Following the Dec. 13 cop raid on the camp, six people were arrested and charged under draconian “domestic terrorism” laws and face sentences of up to 35 years. They were jailed without bond for a couple weeks. Seven further members of the group were arrested Jan. 18 on the same charges.
More arrests followed in Atlanta Jan. 21, with antifa members vandalizing properties and a police vehicle. Those orchestrating these attacks hand the cops an excuse to deal further blows to constitutional rights.
Under the pretext of combating an alleged resurgence in “domestic terrorism,” federal and state governments are expanding the use of cop and spy agencies, setting the stage for more deadly operations by the political police and further attacks on hard-won constitutional freedoms.

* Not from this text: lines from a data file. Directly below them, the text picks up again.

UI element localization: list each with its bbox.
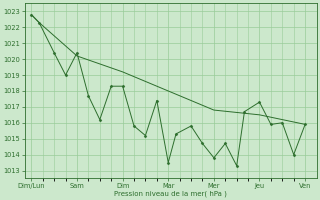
X-axis label: Pression niveau de la mer( hPa ): Pression niveau de la mer( hPa ) bbox=[114, 190, 227, 197]
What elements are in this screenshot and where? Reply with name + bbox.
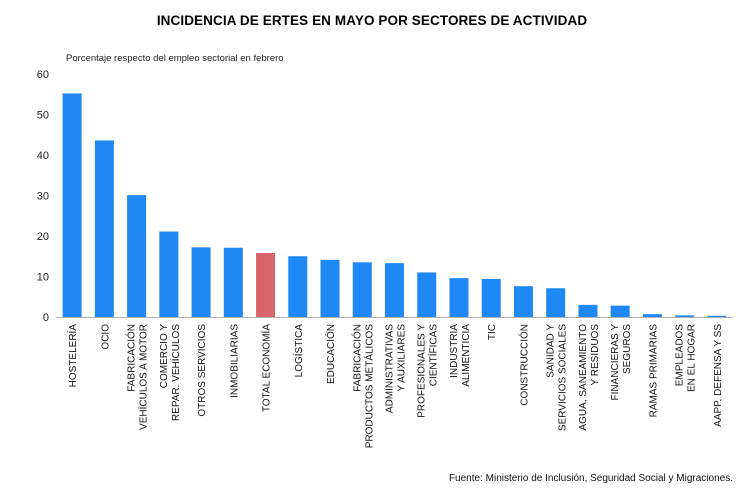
bar	[513, 286, 533, 317]
bar	[481, 278, 501, 317]
bar	[546, 288, 566, 317]
x-tick-label-line: FABRICACIÓN	[125, 324, 138, 392]
y-tick-label: 0	[43, 312, 49, 324]
x-tick-label: INMOBILIARIAS	[229, 324, 240, 398]
bar	[578, 304, 598, 317]
x-tick-label-line: ALIMENTICIA	[461, 324, 472, 387]
x-tick-label-line: AGUA, SANEAMIENTO	[578, 324, 589, 431]
y-tick-label: 40	[37, 150, 49, 162]
x-tick-label-line: TOTAL ECONOMÍA	[260, 324, 273, 412]
x-tick-label: LOGÍSTICA	[292, 324, 305, 378]
x-tick-label: HOSTELERÍA	[66, 324, 79, 388]
x-tick-label-line: VEHÍCULOS A MOTOR	[137, 324, 150, 430]
x-tick-label: PROFESIONALES YCIENTÍFICAS	[417, 324, 440, 418]
x-tick-label-line: EN EL HOGAR	[687, 324, 698, 392]
x-tick-label-line: INMOBILIARIAS	[229, 324, 240, 398]
x-tick-label: ADMINISTRATIVASY AUXILIARES	[385, 324, 408, 413]
x-tick-label: FABRICACIÓNPRODUCTOS METÁLICOS	[350, 324, 375, 449]
bar	[675, 315, 695, 317]
bar	[288, 256, 308, 317]
x-tick-label: FINANCIERAS YSEGUROS	[610, 324, 633, 401]
x-tick-label: EDUCACIÓN	[324, 324, 337, 384]
x-tick-label-line: AAPP, DEFENSA Y SS	[713, 324, 724, 427]
x-tick-label-line: EDUCACIÓN	[324, 324, 337, 384]
x-tick-label-line: COMERCIO Y	[159, 324, 170, 389]
bar	[385, 263, 404, 317]
y-axis-subtitle: Porcentaje respecto del empleo sectorial…	[66, 53, 284, 64]
bar	[256, 253, 276, 317]
x-tick-label-line: ADMINISTRATIVAS	[385, 324, 396, 413]
x-tick-label-line: FINANCIERAS Y	[610, 324, 621, 401]
x-tick-label: EMPLEADOSEN EL HOGAR	[675, 324, 698, 392]
y-tick-label: 10	[37, 272, 49, 284]
x-axis: HOSTELERÍA OCIO FABRICACIÓNVEHÍCULOS A MOT…	[66, 324, 724, 449]
x-tick-label: AGUA, SANEAMIENTOY RESIDUOS	[578, 324, 601, 431]
x-tick-label: TOTAL ECONOMÍA	[260, 324, 273, 412]
x-tick-label-line: TIC	[487, 324, 498, 340]
bar	[62, 93, 82, 317]
bar	[223, 247, 243, 317]
x-tick-label-line: SEGUROS	[622, 324, 633, 374]
x-tick-label-line: SERVICIOS SOCIALES	[558, 324, 569, 431]
bar	[127, 195, 147, 317]
x-tick-label: TIC	[487, 324, 498, 340]
x-tick-label-line: OCIO	[100, 324, 111, 350]
bars-group	[62, 93, 727, 317]
x-tick-label-line: LOGÍSTICA	[292, 324, 305, 378]
x-tick-label: SANIDAD YSERVICIOS SOCIALES	[546, 324, 569, 431]
y-tick-label: 20	[37, 231, 49, 243]
x-tick-label: AAPP, DEFENSA Y SS	[713, 324, 724, 427]
x-tick-label: OCIO	[100, 324, 111, 350]
x-tick-label-line: Y AUXILIARES	[397, 324, 408, 392]
y-tick-label: 60	[37, 69, 49, 81]
x-tick-label: FABRICACIÓNVEHÍCULOS A MOTOR	[125, 324, 150, 430]
bar	[642, 314, 662, 317]
bar	[610, 305, 630, 317]
y-axis: 0 10 20 30 40 50 60	[37, 69, 49, 324]
x-tick-label: CONSTRUCCIÓN	[517, 324, 530, 406]
bar	[417, 272, 437, 317]
bar	[707, 315, 727, 317]
x-tick-label-line: SANIDAD Y	[546, 324, 557, 378]
y-tick-label: 50	[37, 110, 49, 122]
x-tick-label-line: EMPLEADOS	[675, 324, 686, 387]
x-tick-label: INDUSTRIAALIMENTICIA	[449, 324, 472, 387]
x-tick-label-line: PRODUCTOS METÁLICOS	[362, 324, 375, 449]
x-tick-label-line: CIENTÍFICAS	[427, 324, 440, 387]
x-tick-label-line: FABRICACIÓN	[350, 324, 363, 392]
x-tick-label: RAMAS PRIMARIAS	[648, 324, 659, 418]
x-tick-label-line: REPAR. VEHÍCULOS	[169, 324, 182, 421]
bar	[94, 140, 114, 317]
source-note: Fuente: Ministerio de Inclusión, Segurid…	[448, 473, 733, 484]
bar	[449, 278, 469, 317]
bar	[352, 262, 372, 317]
x-tick-label-line: Y RESIDUOS	[590, 324, 601, 386]
x-tick-label-line: RAMAS PRIMARIAS	[648, 324, 659, 418]
bar	[159, 231, 179, 317]
x-tick-label-line: HOSTELERÍA	[66, 324, 79, 388]
y-tick-label: 30	[37, 191, 49, 203]
x-tick-label-line: PROFESIONALES Y	[417, 324, 428, 418]
bar	[320, 259, 340, 317]
chart-title: INCIDENCIA DE ERTES EN MAYO POR SECTORES…	[156, 13, 588, 28]
x-tick-label-line: OTROS SERVICIOS	[197, 324, 208, 417]
bar	[191, 247, 211, 317]
x-tick-label-line: INDUSTRIA	[449, 324, 460, 378]
x-tick-label: OTROS SERVICIOS	[197, 324, 208, 417]
x-tick-label-line: CONSTRUCCIÓN	[517, 324, 530, 406]
x-tick-label: COMERCIO YREPAR. VEHÍCULOS	[159, 324, 182, 421]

Chris Bruce, policy director of the American Civil Liberties Union of Georgia, condemned the use of domestic terrorism charges. Georgia’s law, he says, gives agencies “broad, far-reaching limitations that restrict public dissent of the government and criminalizes violators with severe and excessive penalties.” Adopted in 2017, the legislation defines domestic terrorism as any felony meant to “intimidate the civilian population” or “change or coerce the policy of the government.”
President Joseph Biden boasted Sept. 15 that he developed the “first-ever national strategy for countering domestic terrorism.” The new U.S. budget allocated $11.3 billion for the FBI, tasked with targeting so-called domestic terrorists.
The arrests and deadly cop assault here will be used to justify the expanding use of the rulers’ political police and its targeting of unionists, fighters for Black rights, opponents of Washington’s wars and working-class parties like the Socialist Workers Party.